Expect numerical problems. You will need good starting values.
Worse, z == 0. z is IDENTICALLY zero. Yet you then expect to estimate the power z, z^c6? SIGH.
I can confindently predict that c6 = 17. Oh, wait, I remember, all parameters have the value 42, at least when any possible value will suffice.
The point is, you cannot intelligently estimate these parameters, because there is no unique solution. Any value of c6 will work.

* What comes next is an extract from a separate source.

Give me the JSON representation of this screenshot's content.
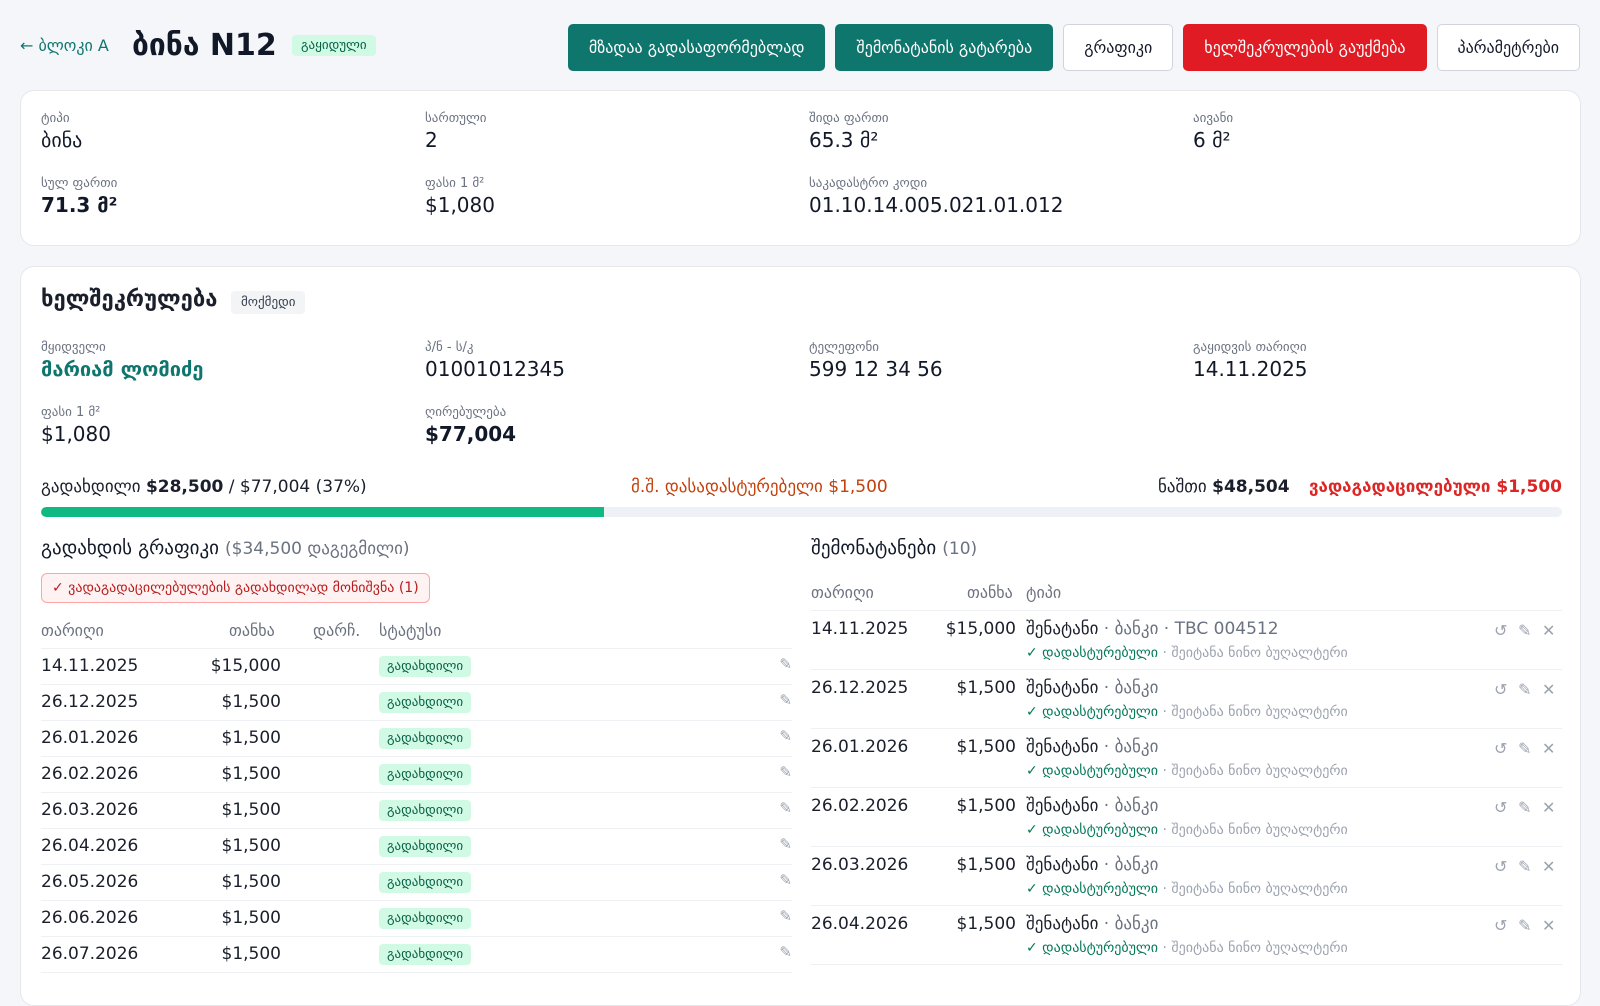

That means your model reduces to
Q = ((c1-c2*ye)*(asin(ye)^c3)+c4*ye^(c5+1))^c7
It is still a mess of parameters put there just to get enough flexibility to fit your data.
So now, lets plot your data, something I should have done before anything else.
You are kidding me, right? A simple low order polynomial model is entirely adequate. Is there sufficient information content in those 13 data points to estimate the parameters tou wish to fit? From somewhere in the distance, you hear a deep, heartfelt sigh, even a groan. Is there any physical reason why you think this model is appropriate, that those parameters have any physical meaning in context?
If you prefer, a simple power curve will do quite well.
>> mdl = fittype('a + b*abs(ye-c)^d','indep','ye')
mdl(a,b,c,d,ye) = a + b*abs(ye-c)^d
>> fittedmodel = fit(ye,Q,mdl,'start',[.01,.1,-.1,1.3])
fittedmodel(ye) = a + b*abs(ye-c)^d
Coefficients (with 95
a = 0.04029 (0.03285, 0.04772)
b = 1.508 (1.45, 1.566)
c = 0.1636 (0.1464, 0.1808)
d = 1.297 (1.227, 1.366)
>> hold on
And that fits quite well, with a far simpler model.